La démarche est loin d’être anodine car cela implique, d’abord, de permettre un contrôle très régulier de la qualité de l’eau et d’en assurer l’affichage.
Les contrôles sont déjà effectués par les services de l’ARS (Agence régionale de Santé) mais ces résultats, censés être rendus publics devant les mairies et sur les plages elles-mêmes, sont toujours parfaitement invisibles.

Déclarer un site de baignade, cela signifie aussi l’aménager. Contrairement à ce que pensent de nombreuses municipalités mahoraises, une plage ce n’est pas seulement une étendue de sable plus ou moins accessible par un petit chemin. Le lieu doit être aménagé avec par exemple des poubelles et même des douches et il doit être entretenu.
En métropole, les villes balnéaires se plient à l’exercice depuis 2009. Mais à Mayotte, le recensement engagé par l’ARS en 2011 est encore loin d’être achevé : seulement cinq communes ont répondu sur les 17. Les agents de l’agence vont donc repartir à la chasse aux informations.

Déclarer ou ne pas déclarer ?

Pour les communes, le dossier est sensible : déclarer tous les lieux de baignades permettrait de valoriser les attraits touristiques de la commune mais cela impliquerait aussi d’importants investissements pour les mettre aux normes.
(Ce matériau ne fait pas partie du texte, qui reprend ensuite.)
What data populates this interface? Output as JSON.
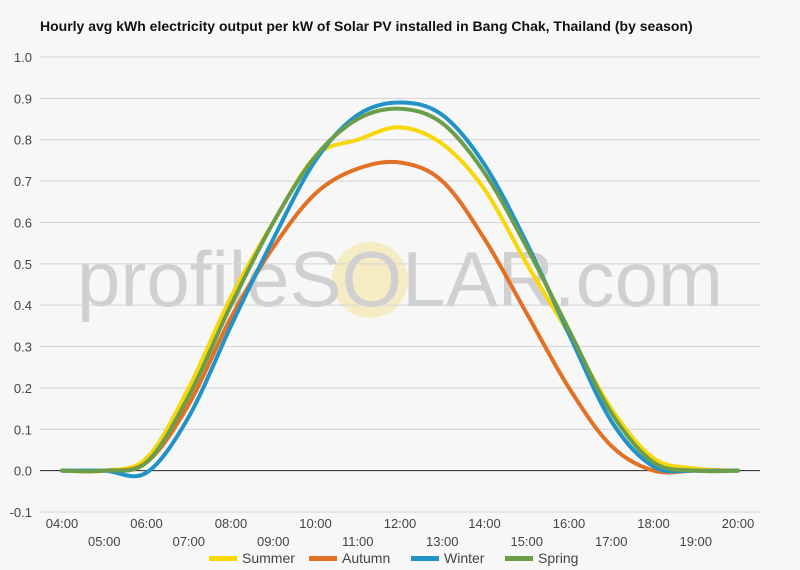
{
  "chart_data": {
    "type": "line",
    "title": "Hourly avg kWh electricity output per kW of Solar PV installed in Bang Chak, Thailand (by season)",
    "xlabel": "",
    "ylabel": "",
    "x": [
      "04:00",
      "05:00",
      "06:00",
      "07:00",
      "08:00",
      "09:00",
      "10:00",
      "11:00",
      "12:00",
      "13:00",
      "14:00",
      "15:00",
      "16:00",
      "17:00",
      "18:00",
      "19:00",
      "20:00"
    ],
    "ylim": [
      -0.1,
      1.0
    ],
    "yticks": [
      "-0.1",
      "0.0",
      "0.1",
      "0.2",
      "0.3",
      "0.4",
      "0.5",
      "0.6",
      "0.7",
      "0.8",
      "0.9",
      "1.0"
    ],
    "grid": true,
    "legend": "bottom",
    "series": [
      {
        "name": "Summer",
        "color": "#f7d708",
        "values": [
          0.0,
          0.0,
          0.03,
          0.2,
          0.42,
          0.6,
          0.76,
          0.8,
          0.83,
          0.79,
          0.68,
          0.5,
          0.33,
          0.15,
          0.03,
          0.005,
          0.0
        ]
      },
      {
        "name": "Autumn",
        "color": "#e27126",
        "values": [
          0.0,
          0.0,
          0.02,
          0.16,
          0.37,
          0.54,
          0.67,
          0.73,
          0.745,
          0.7,
          0.56,
          0.38,
          0.2,
          0.06,
          0.0,
          0.0,
          0.0
        ]
      },
      {
        "name": "Winter",
        "color": "#2293c8",
        "values": [
          0.0,
          0.0,
          -0.005,
          0.13,
          0.35,
          0.56,
          0.75,
          0.86,
          0.89,
          0.86,
          0.74,
          0.55,
          0.33,
          0.12,
          0.01,
          0.0,
          0.0
        ]
      },
      {
        "name": "Spring",
        "color": "#6b9e4b",
        "values": [
          0.0,
          0.0,
          0.02,
          0.18,
          0.4,
          0.6,
          0.76,
          0.85,
          0.875,
          0.84,
          0.72,
          0.54,
          0.34,
          0.14,
          0.02,
          0.0,
          0.0
        ]
      }
    ],
    "watermark": "profileSOLAR.com"
  }
}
A l’inverse, ne pas les déclarer pourrait amener les villes à afficher une interdiction de baignade. Un véritable dilemme.
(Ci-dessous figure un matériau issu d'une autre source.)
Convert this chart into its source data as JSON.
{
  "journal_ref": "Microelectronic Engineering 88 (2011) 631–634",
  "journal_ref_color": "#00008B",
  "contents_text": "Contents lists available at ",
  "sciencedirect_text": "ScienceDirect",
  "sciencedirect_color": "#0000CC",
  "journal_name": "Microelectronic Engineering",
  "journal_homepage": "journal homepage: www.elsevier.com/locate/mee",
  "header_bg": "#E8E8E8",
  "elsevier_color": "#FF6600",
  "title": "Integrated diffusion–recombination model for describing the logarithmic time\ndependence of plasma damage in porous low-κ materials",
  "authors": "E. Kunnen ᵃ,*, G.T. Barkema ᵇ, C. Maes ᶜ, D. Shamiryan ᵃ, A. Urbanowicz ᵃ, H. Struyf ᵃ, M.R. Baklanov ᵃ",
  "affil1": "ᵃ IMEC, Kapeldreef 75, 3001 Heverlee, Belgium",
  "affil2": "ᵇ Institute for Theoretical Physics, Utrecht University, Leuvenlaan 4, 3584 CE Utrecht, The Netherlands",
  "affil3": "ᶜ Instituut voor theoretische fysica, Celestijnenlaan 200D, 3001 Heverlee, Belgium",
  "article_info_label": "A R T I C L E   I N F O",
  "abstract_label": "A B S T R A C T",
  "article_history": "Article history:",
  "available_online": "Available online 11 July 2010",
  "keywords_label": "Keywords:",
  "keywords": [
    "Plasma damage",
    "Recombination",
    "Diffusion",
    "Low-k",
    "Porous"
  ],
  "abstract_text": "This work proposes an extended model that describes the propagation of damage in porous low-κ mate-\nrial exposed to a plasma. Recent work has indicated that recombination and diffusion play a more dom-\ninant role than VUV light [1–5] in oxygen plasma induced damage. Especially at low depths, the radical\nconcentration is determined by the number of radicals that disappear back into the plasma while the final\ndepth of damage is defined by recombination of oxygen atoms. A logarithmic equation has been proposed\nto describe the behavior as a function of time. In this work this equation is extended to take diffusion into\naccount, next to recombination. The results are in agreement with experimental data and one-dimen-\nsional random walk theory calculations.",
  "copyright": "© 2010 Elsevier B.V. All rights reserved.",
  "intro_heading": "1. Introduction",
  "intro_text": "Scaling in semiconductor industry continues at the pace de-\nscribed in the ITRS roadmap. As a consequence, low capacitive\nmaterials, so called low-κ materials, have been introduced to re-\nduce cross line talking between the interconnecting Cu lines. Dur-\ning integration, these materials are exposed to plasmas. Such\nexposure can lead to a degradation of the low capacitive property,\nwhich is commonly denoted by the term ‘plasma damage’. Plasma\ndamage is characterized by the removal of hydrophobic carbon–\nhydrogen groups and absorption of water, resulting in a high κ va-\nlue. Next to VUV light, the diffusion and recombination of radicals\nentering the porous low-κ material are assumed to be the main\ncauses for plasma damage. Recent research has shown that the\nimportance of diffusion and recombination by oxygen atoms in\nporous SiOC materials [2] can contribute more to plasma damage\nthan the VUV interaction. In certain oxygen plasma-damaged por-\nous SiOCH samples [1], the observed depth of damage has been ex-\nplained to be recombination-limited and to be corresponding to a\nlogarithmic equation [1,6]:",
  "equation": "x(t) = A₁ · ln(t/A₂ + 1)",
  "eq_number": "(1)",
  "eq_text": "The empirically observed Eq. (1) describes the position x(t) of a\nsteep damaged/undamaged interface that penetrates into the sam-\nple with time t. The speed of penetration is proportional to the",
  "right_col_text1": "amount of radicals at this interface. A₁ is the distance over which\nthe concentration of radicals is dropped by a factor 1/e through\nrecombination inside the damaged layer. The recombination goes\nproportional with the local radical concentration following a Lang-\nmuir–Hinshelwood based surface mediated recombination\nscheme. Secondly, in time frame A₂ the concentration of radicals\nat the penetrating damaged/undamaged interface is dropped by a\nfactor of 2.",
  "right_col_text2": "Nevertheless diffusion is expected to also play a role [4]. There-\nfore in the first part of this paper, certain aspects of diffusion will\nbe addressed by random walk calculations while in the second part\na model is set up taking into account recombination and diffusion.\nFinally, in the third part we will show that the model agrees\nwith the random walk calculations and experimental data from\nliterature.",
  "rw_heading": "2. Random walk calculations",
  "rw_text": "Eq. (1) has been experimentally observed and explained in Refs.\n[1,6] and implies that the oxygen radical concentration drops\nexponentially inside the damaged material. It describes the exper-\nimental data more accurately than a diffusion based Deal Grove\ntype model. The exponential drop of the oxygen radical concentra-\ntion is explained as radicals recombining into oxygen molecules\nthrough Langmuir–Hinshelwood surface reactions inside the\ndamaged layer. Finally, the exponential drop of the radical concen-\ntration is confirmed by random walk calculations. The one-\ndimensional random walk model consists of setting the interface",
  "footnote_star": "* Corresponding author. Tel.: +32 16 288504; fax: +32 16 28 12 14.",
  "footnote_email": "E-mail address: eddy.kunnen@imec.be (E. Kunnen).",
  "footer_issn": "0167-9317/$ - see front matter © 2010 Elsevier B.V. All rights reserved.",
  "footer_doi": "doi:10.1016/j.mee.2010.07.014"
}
Et ce recensement n’est qu’une première étape. Les communes mahoraises auront ensuite un délai supplémentaire d’un an, jusqu’au 30 juin 2015, pour réaliser un «profil de vulnérabilité» de toutes les plages. Il s’agit d’un inventaire très précis de tous les facteurs de risques qui pourraient amener à fermer la baignade : les pollutions par des rejets d’eaux usées non traitées ou issues des activités d’élevage par exemple… Une liste qui doit conduire les maires à mettre en place des mesures de gestion pour contrecarrer ces éventuelles pollutions.
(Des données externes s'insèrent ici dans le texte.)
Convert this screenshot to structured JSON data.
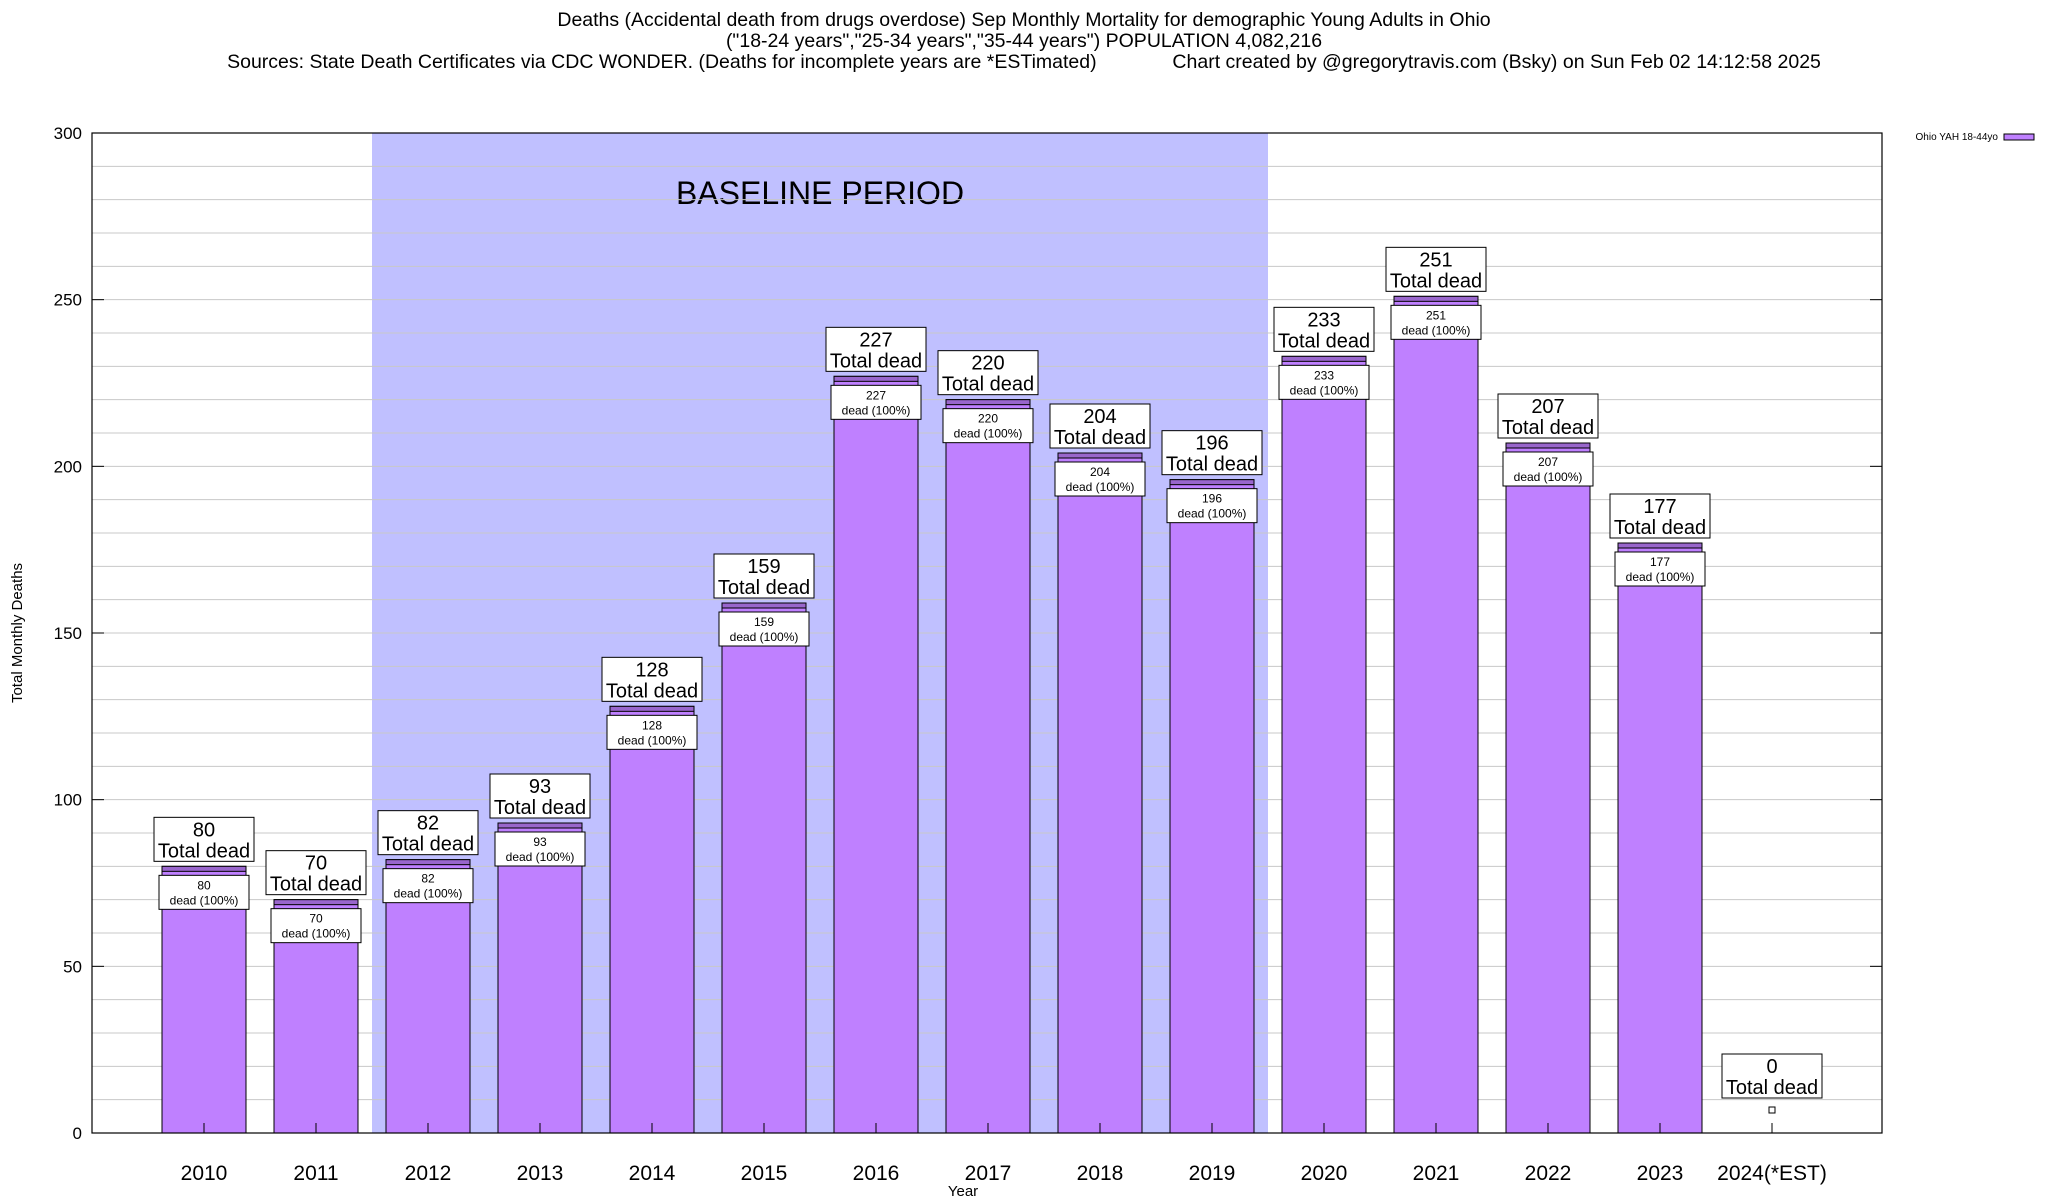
{
  "header": {
    "title_line1": "Deaths (Accidental death from drugs overdose) Sep Monthly Mortality for demographic Young Adults in Ohio",
    "title_line2": "(\"18-24 years\",\"25-34 years\",\"35-44 years\") POPULATION 4,082,216",
    "title_line3": "Sources: State Death Certificates via CDC WONDER. (Deaths for incomplete years are *ESTimated)              Chart created by @gregorytravis.com (Bsky) on Sun Feb 02 14:12:58 2025"
  },
  "chart_data": {
    "type": "bar",
    "categories": [
      "2010",
      "2011",
      "2012",
      "2013",
      "2014",
      "2015",
      "2016",
      "2017",
      "2018",
      "2019",
      "2020",
      "2021",
      "2022",
      "2023",
      "2024(*EST)"
    ],
    "series": [
      {
        "name": "Ohio YAH 18-44yo",
        "values": [
          80,
          70,
          82,
          93,
          128,
          159,
          227,
          220,
          204,
          196,
          233,
          251,
          207,
          177,
          0
        ]
      }
    ],
    "total_label": "Total dead",
    "inner_label_suffix": "dead (100%)",
    "ylim": [
      0,
      300
    ],
    "yticks": [
      0,
      50,
      100,
      150,
      200,
      250,
      300
    ],
    "xlabel": "Year",
    "ylabel": "Total Monthly Deaths",
    "grid": true,
    "legend_position": "top-right",
    "baseline": {
      "label": "BASELINE PERIOD",
      "from": "2012",
      "to": "2019"
    },
    "colors": {
      "bar": "#bf80ff",
      "bar_top": "#9966cc",
      "baseline": "#c0c0ff",
      "grid": "#c8c8c8",
      "legend_swatch": "#bf80ff"
    }
  }
}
De lourdes dépenses pour les communes

Là encore, le problème est financier. Pour réaliser de telles études, il faut faire appel à des cabinets spécialisés et ce sont les communes qui doivent mettre la main à la poche. L’ARS suit le dossier de près, elle pourrait épauler les villes en coordonnant, par exemple, les appels d’offre auprès des cabinets d’études.

«Ce sont des dossiers assez lourds à réaliser, mais l’entrée dans l’Union européenne a déclenché le processus et on ne peut pas faire semblant de ne pas le voir» explique Thomas Margueron, ingénieur sanitaire au Service santé-environnement de l’ARS Mayotte.
Car, au terme de ces procédures, si les eaux de baignades se révèlent de mauvaises qualités, l’Europe peut enclencher des contentieux. Et les amendes sont parfois très lourdes, comme c’est le cas en métropole, pour la mauvaise qualité des eaux en Bretagne. Peut-être serait-il préférable de sortir le chéquier pour investir plutôt que pour régler la contravention.